Voilà qui fut peut-être le point d’orgue de cette incroyable entreprise : accompagnés de Christophe Guillemet, la classe s’est rendue sur les lieux du crash, vêtus de costumes d’époque, pour reconstituer sous la forme d’un reportage photo toute l’histoire de l’évasion du rescapé, depuis la forêt jusqu’à son départ de Paris vers le Royaume-Uni. Ils sont même parvenus à mettre la main sur des vestiges du crash, à même le sol, dont une bonbonne de gonflage d’un des radeaux de sauvetage et un morceau de tôle tordue, identifié grâce aux passionnés d’un forum spécialisé aux États-Unis : il s’agit d’un fragment de plaque de blindage du bombardier. « C’est la première fois que je touchais à des détecteurs de métaux, se souvient avec amusement Jean-Jacques Nicot, élu de la Ville de Poissy et présent lors d’une fouille des lieux. Et à un moment donné, ça sonne ! Alors on a continué avec Christophe (Guillemet, Ndlr) avant de revenir pour creuser ». Ces objets sont désormais sagement conservés pour les ­prochaines ­générations d’écoliers.
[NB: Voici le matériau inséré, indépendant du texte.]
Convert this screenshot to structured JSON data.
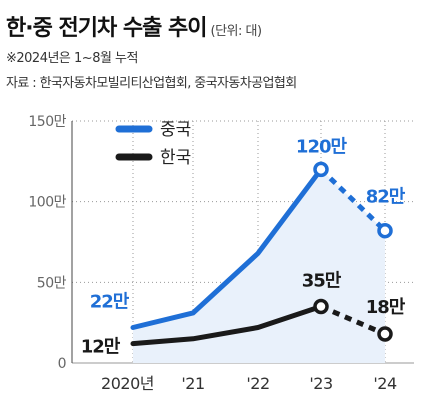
{
  "title": "한·중 전기차 수출 추이",
  "unit": "(단위: 대)",
  "note": "※2024년은 1~8월 누적",
  "source": "자료 : 한국자동차모빌리티산업협회, 중국자동차공업협회",
  "colors": {
    "china": "#1f6fd6",
    "korea": "#1a1a1a",
    "china_fill": "#e9f1fb",
    "grid": "#9a9a9a"
  },
  "chart_data": {
    "type": "line",
    "categories": [
      "2020년",
      "'21",
      "'22",
      "'23",
      "'24"
    ],
    "y_tick_labels": [
      "0",
      "50만",
      "100만",
      "150만"
    ],
    "y_tick_values": [
      0,
      50,
      100,
      150
    ],
    "ylim": [
      0,
      150
    ],
    "series": [
      {
        "name": "중국",
        "color": "#1f6fd6",
        "values": [
          22,
          31,
          68,
          120,
          82
        ],
        "labels": [
          "22만",
          "",
          "",
          "120만",
          "82만"
        ]
      },
      {
        "name": "한국",
        "color": "#1a1a1a",
        "values": [
          12,
          15,
          22,
          35,
          18
        ],
        "labels": [
          "12만",
          "",
          "",
          "35만",
          "18만"
        ]
      }
    ],
    "marked_points": [
      3,
      4
    ],
    "dashed_last_segment": true,
    "legend": "top-left"
  }
}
Les élèves ont eux-mêmes imaginé la stèle, des matériaux utilisés aux symboles représentés.

Tous les éléments de l’enquête ont ensuite été rassemblés dans un album animé, réalisé par Laurence Laffont et ses élèves, et lauréat du concours du jeune historien des Yvelines du conseil départemental lors d’une cérémonie en juin dernier. Une belle récompense à laquelle s’est donc ajoutée la création de la stèle commémorative du parc de la Charmille, qui a été imaginée par les élèves et leur institutrice, des matériaux utilisés jusqu’aux symboles représentés. « C’est la concrétisation, un aboutissement presque inespéré parce qu’au début, c’était un rêve un peu fou, avoue Laurence Laffont. C’est génial, j’aime faire des projets comme ça, ça sort des sentiers battus du strictement scolaire et même sans en avoir l’air, ils travaillent ».

Ce travail pas comme les autres a ainsi que connu sa consécration ce samedi 14 février, avec la présence d’élus dont la sous-préfète de Saint-Germain-en-Laye, Laëtitia Cesari-Giordani, qui a félicité les auteurs de « ce magnifique projet de mémoire », tout comme la maire pisciacaise Sandrine Berno dos Santos. « Vous avez mené un travail remarquable, a déclaré l’édile aux enquêteurs en herbe. […] Vous avez permis à ces hommes de ne plus être seulement des victimes de la guerre, mais de redevenir des visages, des noms et des destins. Vous avez montré que la mémoire peut être portée par des jeunes, que l’Histoire n’est pas seulement dans les livres. Mes chers enfants, par votre engagement, vous avez pris le relais de notre responsabilité de transmission. Vous êtes la preuve que la mémoire continue, et vous êtes la preuve que la relève est là ». En quittant le parc de la Charmille, on ne pouvait qu’acquiescer. Car si l’enquête est désormais bouclée et la stèle ancrée dans le sol pisciacais, c’est dans l’esprit des citoyens de demain que cet héritage sera le plus vivace.